Merritt Hummer, partner at Bain Capital Ventures, said she doesn’t view Fidel API as a competitor to expense management players, but rather an enabler of them.
“In fact, Fidel API can augment the business models of expense management platforms by allowing them to track spend on any third-party card, not just branded cards issued by the expense management company,” she told TechCrunch. “And for expense management platforms that don’t want to issue cards at all, Fidel API provides them with the ability to match the capabilities of platforms that do issue their own cards. Ultimately, employees should be able to use any card they want without degrading their user experience or reimbursement speed. Fidel API enables that future.”
She believes that Fidel API stands out from other infrastructure players in that it offers real-time connectivity to the major card networks.
“There is no other platform out there that gives startups and enterprises the ability to leverage real-time card transaction data.”
The applications of real-time, granular card transaction data are vast, she continued.
“Just look at the wave of innovation in expense management right now.

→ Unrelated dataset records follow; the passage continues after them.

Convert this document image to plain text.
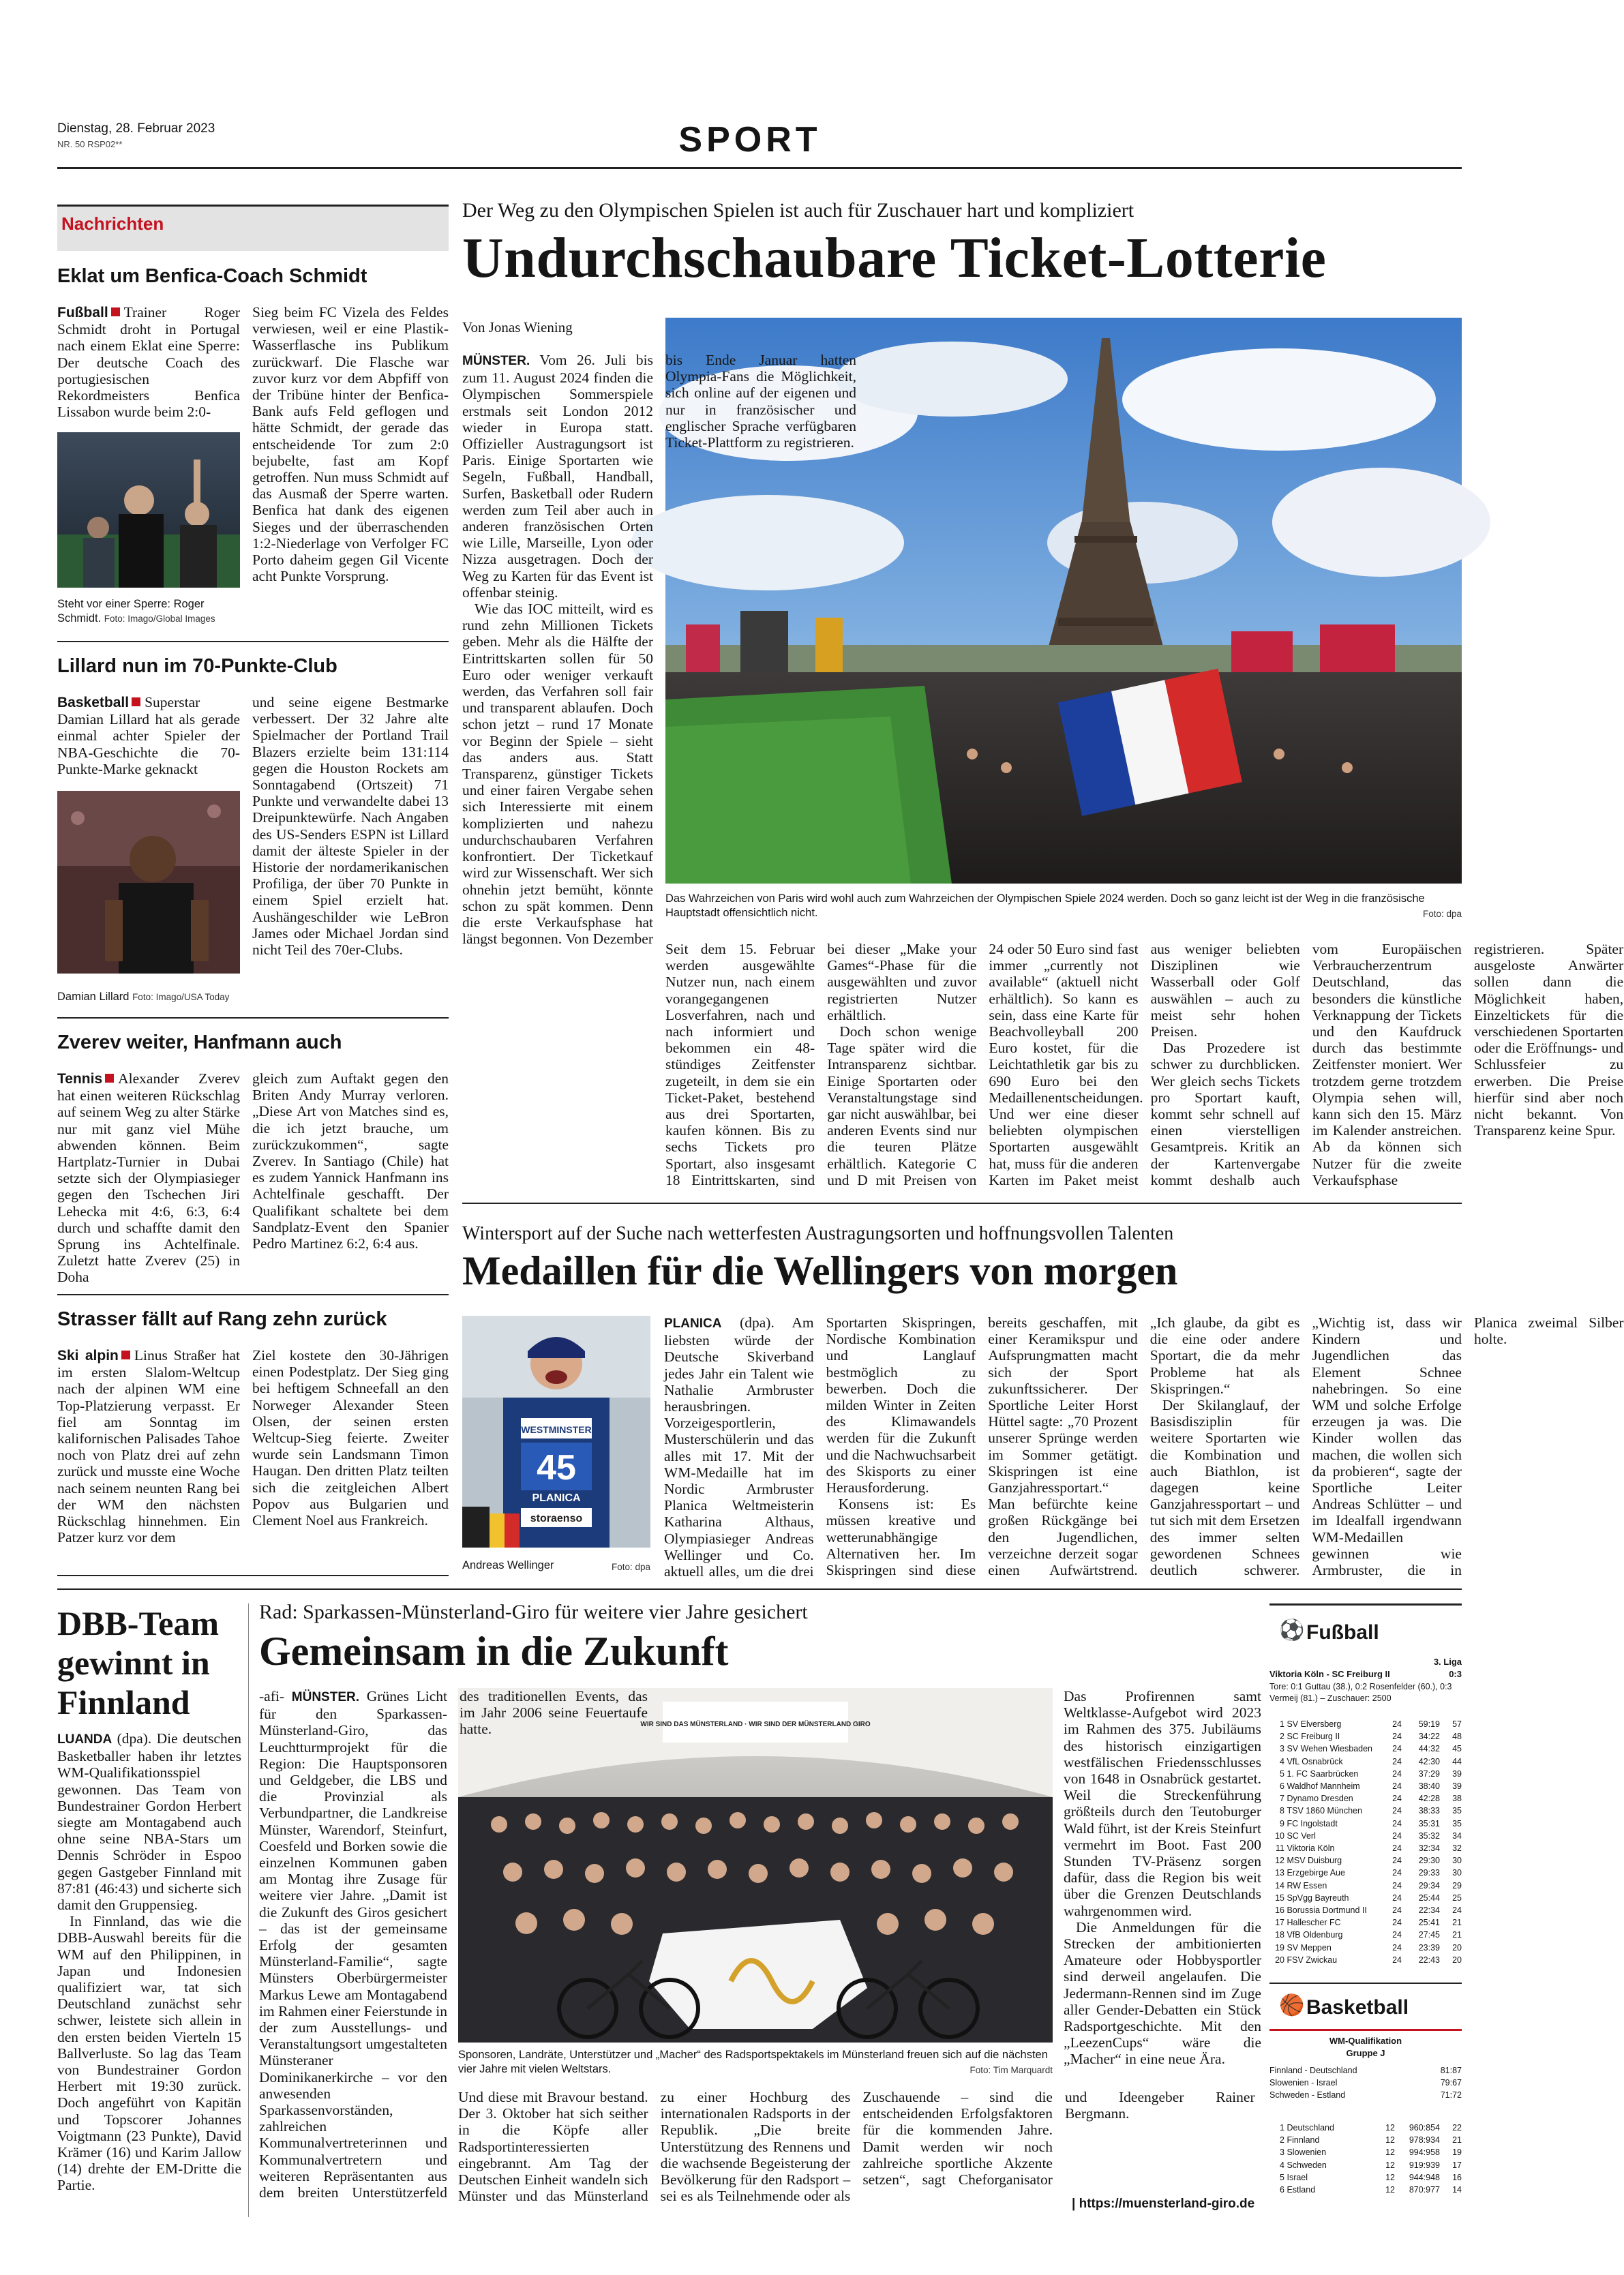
Dienstag, 28. Februar 2023
NR. 50 RSP02**	SPORT
Nachrichten
Eklat um Benfica-Coach Schmidt

Fußball Trainer Roger Schmidt droht in Portugal nach einem Eklat eine Sperre: Der deutsche Coach des portugiesischen Rekordmeisters Benfica Lissabon wurde beim 2:0-

Steht vor einer Sperre: Roger Schmidt. Foto: Imago/Global Images

Sieg beim FC Vizela des Feldes verwiesen, weil er eine Plastik-Wasserflasche ins Publikum zurückwarf. Die Flasche war zuvor kurz vor dem Abpfiff von der Tribüne hinter der Benfica-Bank aufs Feld geflogen und hätte Schmidt, der gerade das entscheidende Tor zum 2:0 bejubelte, fast am Kopf getroffen. Nun muss Schmidt auf das Ausmaß der Sperre warten. Benfica hat dank des eigenen Sieges und der überraschenden 1:2-Niederlage von Verfolger FC Porto daheim gegen Gil Vicente acht Punkte Vorsprung.

Lillard nun im 70-Punkte-Club

Basketball Superstar Damian Lillard hat als gerade einmal achter Spieler der NBA-Geschichte die 70-Punkte-Marke geknackt

Damian Lillard Foto: Imago/USA Today

und seine eigene Bestmarke verbessert. Der 32 Jahre alte Spielmacher der Portland Trail Blazers erzielte beim 131:114 gegen die Houston Rockets am Sonntagabend (Ortszeit) 71 Punkte und verwandelte dabei 13 Dreipunktewürfe. Nach Angaben des US-Senders ESPN ist Lillard damit der älteste Spieler in der Historie der nordamerikanischen Profiliga, der über 70 Punkte in einem Spiel erzielt hat. Aushängeschilder wie LeBron James oder Michael Jordan sind nicht Teil des 70er-Clubs.

Zverev weiter, Hanfmann auch

Tennis Alexander Zverev hat einen weiteren Rückschlag auf seinem Weg zu alter Stärke nur mit ganz viel Mühe abwenden können. Beim Hartplatz-Turnier in Dubai setzte sich der Olympiasieger gegen den Tschechen Jiri Lehecka mit 4:6, 6:3, 6:4 durch und schaffte damit den Sprung ins Achtelfinale. Zuletzt hatte Zverev (25) in Doha

gleich zum Auftakt gegen den Briten Andy Murray verloren. „Diese Art von Matches sind es, die ich jetzt brauche, um zurückzukommen“, sagte Zverev. In Santiago (Chile) hat es zudem Yannick Hanfmann ins Achtelfinale geschafft. Der Qualifikant schaltete bei dem Sandplatz-Event den Spanier Pedro Martinez 6:2, 6:4 aus.

Strasser fällt auf Rang zehn zurück

Ski alpin Linus Straßer hat im ersten Slalom-Weltcup nach der alpinen WM eine Top-Platzierung verpasst. Er fiel am Sonntag im kalifornischen Palisades Tahoe noch von Platz drei auf zehn zurück und musste eine Woche nach seinem neunten Rang bei der WM den nächsten Rückschlag hinnehmen. Ein Patzer kurz vor dem

Ziel kostete den 30-Jährigen einen Podestplatz. Der Sieg ging bei heftigem Schneefall an den Norweger Alexander Steen Olsen, der seinen ersten Weltcup-Sieg feierte. Zweiter wurde sein Landsmann Timon Haugan. Den dritten Platz teilten sich die zeitgleichen Albert Popov aus Bulgarien und Clement Noel aus Frankreich.

Der Weg zu den Olympischen Spielen ist auch für Zuschauer hart und kompliziert
Undurchschaubare Ticket-Lotterie
Von Jonas Wiening
Das Wahrzeichen von Paris wird wohl auch zum Wahrzeichen der Olympischen Spiele 2024 werden. Doch so ganz leicht ist der Weg in die französische Hauptstadt offensichtlich nicht.	Foto: dpa

MÜNSTER. Vom 26. Juli bis zum 11. August 2024 finden die Olympischen Sommerspiele erstmals seit London 2012 wieder in Europa statt. Offizieller Austragungsort ist Paris. Einige Sportarten wie Segeln, Fußball, Handball, Surfen, Basketball oder Rudern werden zum Teil aber auch in anderen französischen Orten wie Lille, Marseille, Lyon oder Nizza ausgetragen. Doch der Weg zu Karten für das Event ist offenbar steinig.

Wie das IOC mitteilt, wird es rund zehn Millionen Tickets geben. Mehr als die Hälfte der Eintrittskarten sollen für 50 Euro oder weniger verkauft werden, das Verfahren soll fair und transparent ablaufen. Doch schon jetzt – rund 17 Monate vor Beginn der Spiele – sieht das anders aus. Statt Transparenz, günstiger Tickets und einer fairen Vergabe sehen sich Interessierte mit einem komplizierten und nahezu undurchschaubaren Verfahren konfrontiert. Der Ticketkauf wird zur Wissenschaft. Wer sich ohnehin jetzt bemüht, könnte schon zu spät kommen. Denn die erste Verkaufsphase hat längst begonnen. Von Dezember bis Ende Januar hatten Olympia-Fans die Möglichkeit, sich online auf der eigenen und nur in französischer und englischer Sprache verfügbaren Ticket-Plattform zu registrieren.

Seit dem 15. Februar werden ausgewählte Nutzer nun, nach einem vorangegangenen Losverfahren, nach und nach informiert und bekommen ein 48-stündiges Zeitfenster zugeteilt, in dem sie ein Ticket-Paket, bestehend aus drei Sportarten, kaufen können. Bis zu sechs Tickets pro Sportart, also insgesamt 18 Eintrittskarten, sind bei dieser „Make your Games“-Phase für die ausgewählten und zuvor registrierten Nutzer erhältlich.

Doch schon wenige Tage später wird die Intransparenz sichtbar. Einige Sportarten oder Veranstaltungstage sind gar nicht auswählbar, bei anderen Events sind nur die teuren Plätze erhältlich. Kategorie C und D mit Preisen von 24 oder 50 Euro sind fast immer „currently not available“ (aktuell nicht erhältlich). So kann es sein, dass eine Karte für Beachvolleyball 200 Euro kostet, für die Leichtathletik gar bis zu 690 Euro bei den Medaillenentscheidungen. Und wer eine dieser beliebten olympischen Sportarten ausgewählt hat, muss für die anderen Karten im Paket meist aus weniger beliebten Disziplinen wie Wasserball oder Golf auswählen – auch zu meist sehr hohen Preisen.

Das Prozedere ist schwer zu durchblicken. Wer gleich sechs Tickets pro Sportart kauft, kommt sehr schnell auf einen vierstelligen Gesamtpreis. Kritik an der Kartenvergabe kommt deshalb auch vom Europäischen Verbraucherzentrum Deutschland, das besonders die künstliche Verknappung der Tickets und den Kaufdruck durch das bestimmte Zeitfenster moniert. Wer trotzdem gerne trotzdem Olympia sehen will, kann sich den 15. März im Kalender anstreichen. Ab da können sich Nutzer für die zweite Verkaufsphase registrieren. Später ausgeloste Anwärter sollen dann die Möglichkeit haben, Einzeltickets für die verschiedenen Sportarten oder die Eröffnungs- und Schlussfeier zu erwerben. Die Preise hierfür sind aber noch nicht bekannt. Von Transparenz keine Spur.

Wintersport auf der Suche nach wetterfesten Austragungsorten und hoffnungsvollen Talenten
Medaillen für die Wellingers von morgen
WESTMINSTER
45
PLANICA
storaenso
Andreas Wellinger	Foto: dpa

PLANICA (dpa). Am liebsten würde der Deutsche Skiverband jedes Jahr ein Talent wie Nathalie Armbruster herausbringen. Vorzeigesportlerin, Musterschülerin und das alles mit 17. Mit der WM-Medaille hat im Nordic Armbruster Planica Weltmeisterin Katharina Althaus, Olympiasieger Andreas Wellinger und Co. aktuell alles, um die drei Sportarten Skispringen, Nordische Kombination und Langlauf bestmöglich zu bewerben. Doch die milden Winter in Zeiten des Klimawandels werden für die Zukunft und die Nachwuchsarbeit des Skisports zu einer Herausforderung.

Konsens ist: Es müssen kreative und wetterunabhängige Alternativen her. Im Skispringen sind diese bereits geschaffen, mit einer Keramikspur und Aufsprungmatten macht sich der Sport zukunftssicherer. Der Sportliche Leiter Horst Hüttel sagte: „70 Prozent unserer Sprünge werden im Sommer getätigt. Skispringen ist eine Ganzjahressportart.“ Man befürchte keine großen Rückgänge bei den Jugendlichen, verzeichne derzeit sogar einen Aufwärtstrend. „Ich glaube, da gibt es die eine oder andere Sportart, die da mehr Probleme hat als Skispringen.“

Der Skilanglauf, der Basisdisziplin für weitere Sportarten wie die Kombination und auch Biathlon, ist dagegen keine Ganzjahressportart – und tut sich mit dem Ersetzen des immer selten gewordenen Schnees deutlich schwerer. „Wichtig ist, dass wir Kindern und Jugendlichen das Element Schnee nahebringen. So eine WM und solche Erfolge erzeugen ja was. Die Kinder wollen das machen, die wollen sich da probieren“, sagte der Sportliche Leiter Andreas Schlütter – und im Idealfall irgendwann WM-Medaillen gewinnen wie Armbruster, die in Planica zweimal Silber holte.

DBB-Team gewinnt in Finnland

LUANDA (dpa). Die deutschen Basketballer haben ihr letztes WM-Qualifikationsspiel gewonnen. Das Team von Bundestrainer Gordon Herbert siegte am Montagabend auch ohne seine NBA-Stars um Dennis Schröder in Espoo gegen Gastgeber Finnland mit 87:81 (46:43) und sicherte sich damit den Gruppensieg.

In Finnland, das wie die DBB-Auswahl bereits für die WM auf den Philippinen, in Japan und Indonesien qualifiziert war, tat sich Deutschland zunächst sehr schwer, leistete sich allein in den ersten beiden Vierteln 15 Ballverluste. So lag das Team von Bundestrainer Gordon Herbert mit 19:30 zurück. Doch angeführt von Kapitän und Topscorer Johannes Voigtmann (23 Punkte), David Krämer (16) und Karim Jallow (14) drehte der EM-Dritte die Partie.

Rad: Sparkassen-Münsterland-Giro für weitere vier Jahre gesichert
Gemeinsam in die Zukunft
WIR SIND DAS MÜNSTERLAND · WIR SIND DER MÜNSTERLAND GIRO
Sponsoren, Landräte, Unterstützer und „Macher“ des Radsportspektakels im Münsterland freuen sich auf die nächsten vier Jahre mit vielen Weltstars.	Foto: Tim Marquardt

-afi- MÜNSTER. Grünes Licht für den Sparkassen-Münsterland-Giro, das Leuchtturmprojekt für die Region: Die Hauptsponsoren und Geldgeber, die LBS und die Provinzial als Verbundpartner, die Landkreise Münster, Warendorf, Steinfurt, Coesfeld und Borken sowie die einzelnen Kommunen gaben am Montag ihre Zusage für weitere vier Jahre. „Damit ist die Zukunft des Giros gesichert – das ist der gemeinsame Erfolg der gesamten Münsterland-Familie“, sagte Münsters Oberbürgermeister Markus Lewe am Montagabend im Rahmen einer Feierstunde in der zum Ausstellungs- und Veranstaltungsort umgestalteten Münsteraner Dominikanerkirche – vor den anwesenden Sparkassenvorständen, zahlreichen Kommunalvertreterinnen und Kommunalvertretern und weiteren Repräsentanten aus dem breiten Unterstützerfeld des traditionellen Events, das im Jahr 2006 seine Feuertaufe hatte.

Und diese mit Bravour bestand. Der 3. Oktober hat sich seither in die Köpfe aller Radsportinteressierten eingebrannt. Am Tag der Deutschen Einheit wandeln sich Münster und das Münsterland zu einer Hochburg des internationalen Radsports in der Republik. „Die breite Unterstützung des Rennens und die wachsende Begeisterung der Bevölkerung für den Radsport – sei es als Teilnehmende oder als Zuschauende – sind die entscheidenden Erfolgsfaktoren für die kommenden Jahre. Damit werden wir noch zahlreiche sportliche Akzente setzen“, sagt Cheforganisator und Ideengeber Rainer Bergmann.

Das Profirennen samt Weltklasse-Aufgebot wird 2023 im Rahmen des 375. Jubiläums des historisch einzigartigen westfälischen Friedensschlusses von 1648 in Osnabrück gestartet. Weil die Streckenführung größteils durch den Teutoburger Wald führt, ist der Kreis Steinfurt vermehrt im Boot. Fast 200 Stunden TV-Präsenz sorgen dafür, dass die Region bis weit über die Grenzen Deutschlands wahrgenommen wird.

Die Anmeldungen für die Strecken der ambitionierten Amateure oder Hobbysportler sind derweil angelaufen. Die Jedermann-Rennen sind im Zuge aller Gender-Debatten ein Stück Radsportgeschichte. Mit den „LeezenCups“ wäre die „Macher“ in eine neue Ära.

| https://muensterland-giro.de
⚽ Fußball
3. Liga
Viktoria Köln - SC Freiburg II	0:3
Tore: 0:1 Guttau (38.), 0:2 Rosenfelder (60.), 0:3 Vermeij (81.) – Zuschauer: 2500
1 SV Elversberg	24	59:19	57
2 SC Freiburg II	24	34:22	48
3 SV Wehen Wiesbaden	24	44:32	45
4 VfL Osnabrück	24	42:30	44
5 1. FC Saarbrücken	24	37:29	39
6 Waldhof Mannheim	24	38:40	39
7 Dynamo Dresden	24	42:28	38
8 TSV 1860 München	24	38:33	35
9 FC Ingolstadt	24	35:31	35
10 SC Verl	24	35:32	34
11 Viktoria Köln	24	32:34	32
12 MSV Duisburg	24	29:30	30
13 Erzgebirge Aue	24	29:33	30
14 RW Essen	24	29:34	29
15 SpVgg Bayreuth	24	25:44	25
16 Borussia Dortmund II	24	22:34	24
17 Hallescher FC	24	25:41	21
18 VfB Oldenburg	24	27:45	21
19 SV Meppen	24	23:39	20
20 FSV Zwickau	24	22:43	20
🏀 Basketball
WM-Qualifikation
Gruppe J
Finnland - Deutschland	81:87
Slowenien - Israel	79:67
Schweden - Estland	71:72
1 Deutschland	12	960:854	22
2 Finnland	12	978:934	21
3 Slowenien	12	994:958	19
4 Schweden	12	919:939	17
5 Israel	12	944:948	16
6 Estland	12	870:977	14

Startups are popping up all over the world to solve the universal pain point of managing employee expenses,” Hummer told TechCrunch. “Fidel API is uniquely suited to this use case because it provides real-time, highly granular and accurate spend data. All of these elements are important in the context of employee expenses, where precise, timely information is key to manage approvals and reimburse employees.”
Along that same vein, Ramp earlier this year — when it announced it was expanding into the travel space — said it was now able to give companies the ability to create travel policies with air travel, lodging and per diem limits that would “automatically get enforced.” For example, managers would get real-time alerts when employees spend out-of-policy.
Meanwhile, Hummer added that generally, the financial services industry is “marching toward a faster, more digitized and less expensive phase,” with automation replacing manual processes across the whole industry.
“API platforms like Fidel play a big role in this transition because they facilitate seamless information transfer between parties,” she told TechCrunch. “In the past, information like card transaction data would have to be transferred in batches or with human involvement.”